The bigger a business grows, the more important a role its accounts payable audit department will have. A certain percentage of invoice payments, estimated by Fiscal Technologies to be between 0.5 per cent and 0.1 per cent, are, actually, duplicate payments. Naturally, it is very difficult to tell precisely how much of a loss this means for the company, since each invoice payment is for a determined amount. So, if you are lucky, a duplicate might occur for a small payment, or if you are not so lucky, a much larger payment will be duplicated. But, statistically speaking, it likely that 0.1 per cent of invoice expenditure will be doubled unnecessarily. Recovery audit software is a way of recuperating the losses incurred by these duplications.
How do duplicate payments happen? Well, there is a plethora of ways in which this problem may arise. Commonly it comes from human error that consequently affects either the supplier’s or the in-house data entry system. Generally speaking, an invoice entry will require about twelve different fields to be filled in by a member of a data entry team, such as an invoice number, a quantity of supplies, a supplier number, a date, and a purchase order number.

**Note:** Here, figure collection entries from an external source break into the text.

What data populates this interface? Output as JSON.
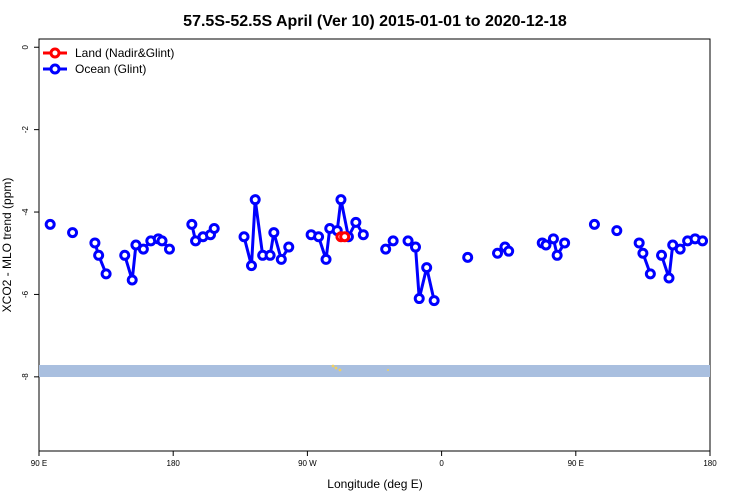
{
  "chart_data": {
    "type": "line",
    "title": "57.5S-52.5S April (Ver 10)   2015-01-01 to 2020-12-18",
    "xlabel": "Longitude (deg E)",
    "ylabel": "XCO2 - MLO trend (ppm)",
    "xlim": [
      90,
      540
    ],
    "ylim": [
      -9.8,
      0.2
    ],
    "x_ticks": [
      {
        "value": 90,
        "label": "90 E"
      },
      {
        "value": 180,
        "label": "180"
      },
      {
        "value": 270,
        "label": "90 W"
      },
      {
        "value": 360,
        "label": "0"
      },
      {
        "value": 450,
        "label": "90 E"
      },
      {
        "value": 540,
        "label": "180"
      }
    ],
    "y_ticks": [
      {
        "value": 0,
        "label": "0"
      },
      {
        "value": -2,
        "label": "-2"
      },
      {
        "value": -4,
        "label": "-4"
      },
      {
        "value": -6,
        "label": "-6"
      },
      {
        "value": -8,
        "label": "-8"
      }
    ],
    "legend_position": "top-left",
    "grid": false,
    "series": [
      {
        "name": "Land (Nadir&Glint)",
        "color": "#ff0000",
        "segments": [
          [
            [
              292.5,
              -4.6
            ],
            [
              295.0,
              -4.6
            ]
          ]
        ]
      },
      {
        "name": "Ocean (Glint)",
        "color": "#0000ff",
        "segments": [
          [
            [
              97.5,
              -4.3
            ]
          ],
          [
            [
              112.5,
              -4.5
            ]
          ],
          [
            [
              127.5,
              -4.75
            ],
            [
              130.0,
              -5.05
            ],
            [
              135.0,
              -5.5
            ]
          ],
          [
            [
              147.5,
              -5.05
            ],
            [
              152.5,
              -5.65
            ],
            [
              155.0,
              -4.8
            ],
            [
              160.0,
              -4.9
            ],
            [
              165.0,
              -4.7
            ],
            [
              170.0,
              -4.65
            ],
            [
              172.5,
              -4.7
            ],
            [
              177.5,
              -4.9
            ]
          ],
          [
            [
              192.5,
              -4.3
            ],
            [
              195.0,
              -4.7
            ],
            [
              200.0,
              -4.6
            ],
            [
              205.0,
              -4.55
            ],
            [
              207.5,
              -4.4
            ]
          ],
          [
            [
              227.5,
              -4.6
            ],
            [
              232.5,
              -5.3
            ],
            [
              235.0,
              -3.7
            ],
            [
              240.0,
              -5.05
            ],
            [
              245.0,
              -5.05
            ],
            [
              247.5,
              -4.5
            ],
            [
              252.5,
              -5.15
            ],
            [
              257.5,
              -4.85
            ]
          ],
          [
            [
              272.5,
              -4.55
            ],
            [
              277.5,
              -4.6
            ],
            [
              282.5,
              -5.15
            ],
            [
              285.0,
              -4.4
            ],
            [
              290.0,
              -4.45
            ],
            [
              292.5,
              -3.7
            ],
            [
              297.5,
              -4.6
            ],
            [
              302.5,
              -4.25
            ],
            [
              307.5,
              -4.55
            ]
          ],
          [
            [
              322.5,
              -4.9
            ],
            [
              327.5,
              -4.7
            ]
          ],
          [
            [
              337.5,
              -4.7
            ],
            [
              342.5,
              -4.85
            ],
            [
              345.0,
              -6.1
            ],
            [
              350.0,
              -5.35
            ],
            [
              355.0,
              -6.15
            ]
          ],
          [
            [
              377.5,
              -5.1
            ]
          ],
          [
            [
              397.5,
              -5.0
            ],
            [
              402.5,
              -4.85
            ],
            [
              405.0,
              -4.95
            ]
          ],
          [
            [
              427.5,
              -4.75
            ],
            [
              430.0,
              -4.8
            ],
            [
              435.0,
              -4.65
            ],
            [
              437.5,
              -5.05
            ],
            [
              442.5,
              -4.75
            ]
          ],
          [
            [
              462.5,
              -4.3
            ]
          ],
          [
            [
              477.5,
              -4.45
            ]
          ],
          [
            [
              492.5,
              -4.75
            ],
            [
              495.0,
              -5.0
            ],
            [
              500.0,
              -5.5
            ]
          ],
          [
            [
              507.5,
              -5.05
            ],
            [
              512.5,
              -5.6
            ],
            [
              515.0,
              -4.8
            ],
            [
              520.0,
              -4.9
            ],
            [
              525.0,
              -4.7
            ],
            [
              530.0,
              -4.65
            ],
            [
              535.0,
              -4.7
            ]
          ]
        ]
      }
    ]
  }
}
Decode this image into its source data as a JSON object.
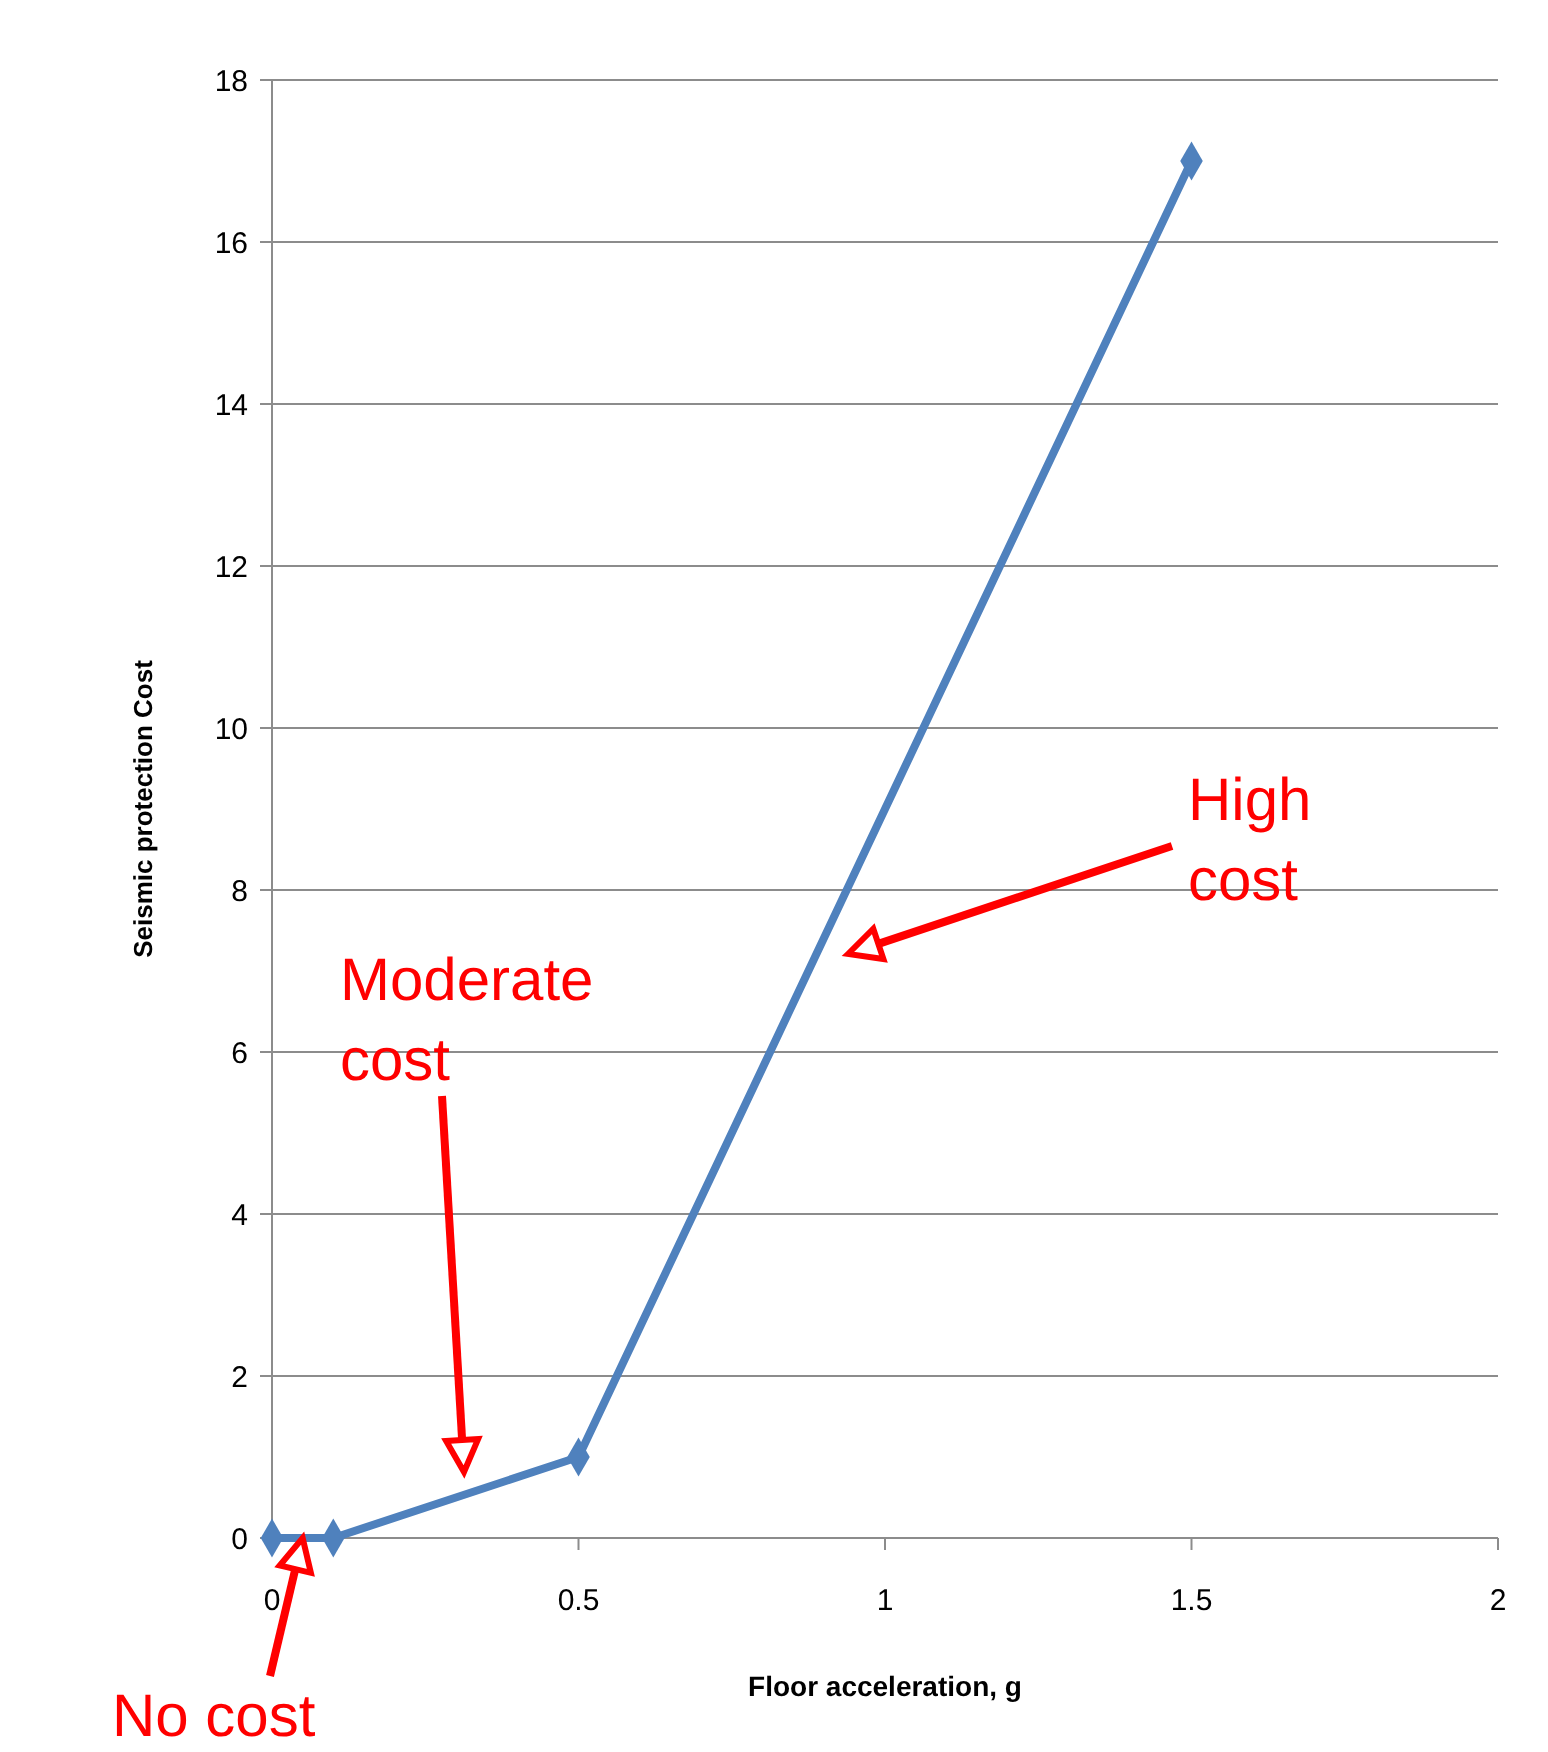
{
  "chart_data": {
    "type": "line",
    "xlabel": "Floor acceleration, g",
    "ylabel": "Seismic protection Cost",
    "x": [
      0,
      0.1,
      0.5,
      1.5
    ],
    "series": [
      {
        "color": "#4f81bd",
        "values": [
          0,
          0,
          1,
          17
        ]
      }
    ],
    "xlim": [
      0,
      2
    ],
    "xticks": [
      0,
      0.5,
      1,
      1.5,
      2
    ],
    "ylim": [
      0,
      18
    ],
    "yticks": [
      0,
      2,
      4,
      6,
      8,
      10,
      12,
      14,
      16,
      18
    ],
    "grid": "y",
    "marker": "diamond",
    "line_style": "solid",
    "annotations": [
      "Moderate cost",
      "High cost",
      {
        "text": "No cost",
        "x": 0.05,
        "y": 0
      }
    ]
  }
}
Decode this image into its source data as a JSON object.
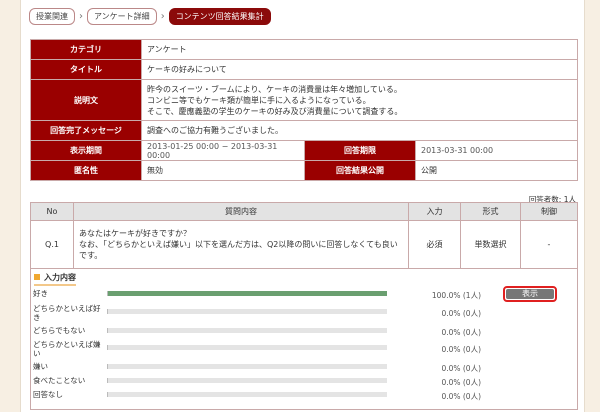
{
  "breadcrumb": [
    "授業関連",
    "アンケート詳細",
    "コンテンツ回答結果集計"
  ],
  "info": {
    "category_label": "カテゴリ",
    "category": "アンケート",
    "title_label": "タイトル",
    "title": "ケーキの好みについて",
    "desc_label": "説明文",
    "desc": [
      "昨今のスイーツ・ブームにより、ケーキの消費量は年々増加している。",
      "コンビニ等でもケーキ類が簡単に手に入るようになっている。",
      "そこで、慶應義塾の学生のケーキの好み及び消費量について調査する。"
    ],
    "msg_label": "回答完了メッセージ",
    "msg": "調査へのご協力有難うございました。",
    "period_label": "表示期間",
    "period": "2013-01-25 00:00 − 2013-03-31 00:00",
    "deadline_label": "回答期限",
    "deadline": "2013-03-31 00:00",
    "anon_label": "匿名性",
    "anon": "無効",
    "publish_label": "回答結果公開",
    "publish": "公開"
  },
  "respondents": "回答者数: 1人",
  "questions": {
    "headers": [
      "No",
      "質問内容",
      "入力",
      "形式",
      "制御"
    ],
    "rows": [
      {
        "no": "Q.1",
        "text": [
          "あなたはケーキが好きですか？",
          "なお、「どちらかといえば嫌い」以下を選んだ方は、Q2以降の問いに回答しなくても良いです。"
        ],
        "input": "必須",
        "format": "単数選択",
        "control": "-"
      }
    ]
  },
  "answers": {
    "title": "入力内容",
    "show_button": "表示",
    "bar_color": "#6a9f70",
    "options": [
      {
        "label": "好き",
        "percent": 100,
        "text": "100.0% (1人)"
      },
      {
        "label": "どちらかといえば好き",
        "percent": 0,
        "text": "0.0% (0人)"
      },
      {
        "label": "どちらでもない",
        "percent": 0,
        "text": "0.0% (0人)"
      },
      {
        "label": "どちらかといえば嫌い",
        "percent": 0,
        "text": "0.0% (0人)"
      },
      {
        "label": "嫌い",
        "percent": 0,
        "text": "0.0% (0人)"
      },
      {
        "label": "食べたことない",
        "percent": 0,
        "text": "0.0% (0人)"
      },
      {
        "label": "回答なし",
        "percent": 0,
        "text": "0.0% (0人)"
      }
    ]
  }
}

The cost of recovery can be surprisingly high; independent recovery auditors might charge a huge commission – often in the region of fifty per cent – of the payments that they successfully recover for you. And that, of course, does not account for those that they cannot identify. With recovery audit software your accounts payable team can run audits daily, or weekly, in order to optimise your chances of paying no more than the correct amounts.
A solution to this problem is increasingly urgent in uncertain, and challenging, economic times. Why? It is not only – or mainly – because the pressure grows on your own business to ‘do more with less’, as they say, and to remove waste and leakage from your expenditure. This is, of course, true, though, and the longer an organisation goes without an effective recovery solution, the older duplicate payments become, and the pricier it becomes to recuperate them. The main reason for the urgency is the variety of factors in the economic climate that cannot be controlled. Again, the longer a payment goes unrecovered, the bigger the risk becomes that suppliers relevant to the payments may go out of business. Accounts payable audit teams are advised to make use of recovery audit software to safeguard companies against these specific dangers.